Prompt Fiction


“Mama, Mama!” Lindsey burst through the front door, skidding to a stop a few inches away from her mother’s workbench.

The rows of factory workers barely registered the interruption in their daily duties. Save for the woman in question, who merely perked a brow at her excited daughter.

“What is it now? A sale on rations at the-“

“Give me your money, quick!”

The mother frowned, then glanced at her work. She fed it through the machine in front of her and began to thread up the next piece of fabric in line.


“I can’t stop, you know that,” her mother grumbled. “What do you need it for and how much?”

“All of it and now,” Lindsey said, hopping from one foot to the other. Her ankles were visible and red, above her slippered feet and in spite of the woven bandages laced around them.

Tiny, crumpled white wings could be seen poking out from the skin’s surface. They were plastered to her swollen ankles, but didn’t seem to affect her renewed hyperactivity.


“Lindsey.” Came the sighed response. “Use words. What did I tell you about using words and trying to make a point? Not everyone is on the same frequency as you are and when you endeavour to skip the necessary building blocks of common communication you-“

“They’re changing currency again at the hour.
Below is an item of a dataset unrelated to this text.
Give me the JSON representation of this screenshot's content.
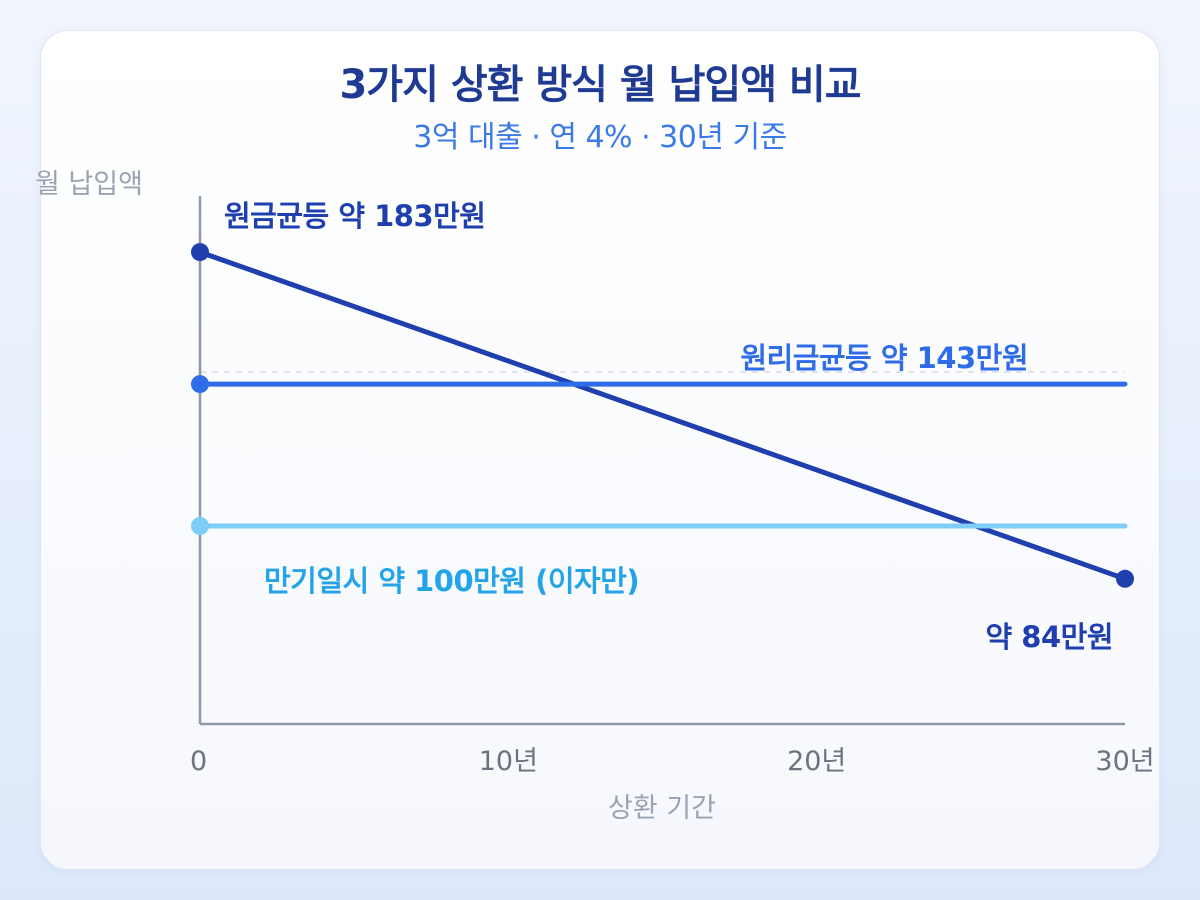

Give me your money so I can change it before the lines get too long!” Lindsey blurted out, then groaned and clapped a hand over her mouth as that line garnered the attention of every single worker in the factory.

Machines were abandoned as everyone fumbled for their own stores of private cash—along with anything tradable.

“Lindsey,” her mother clucked, softly. “Indoor voice?” She frowned at her fellow workers now preparing for a stampede to the nearest currency changer. “Go to the one at the end of Marchen, do you hear?”

Lindsey bobbed her head in answer, a slight shiver rippling over her. “Mama-I can’t stay still.”

“Here, take it over. You know, don’t you?” her mother slipped out from her seat, allowing Lindsey to slip in. She wiped her dusty hands on the front of her work apron, before attempting to unlock the little case that held their current life savings.

It had become habit to carry all currency on their person since the new reigning Emperor had come into his inheritance. Now, she fished out all everything and knotted it into a little square fabric.

She waited a half-second while Lindsey expertly threaded the next fabric square into the whirring machine, then deftly exchanged places with her.

Lindsey tucked the fabric square inside of her shirt. She cracked her neck as the little white wings along her ankles began to feebly flap in response.

“Love you,” she mumbled, kissing her mother’s head, before streaking out of the factory door—well ahead of the hoarde of workers streaming out after her.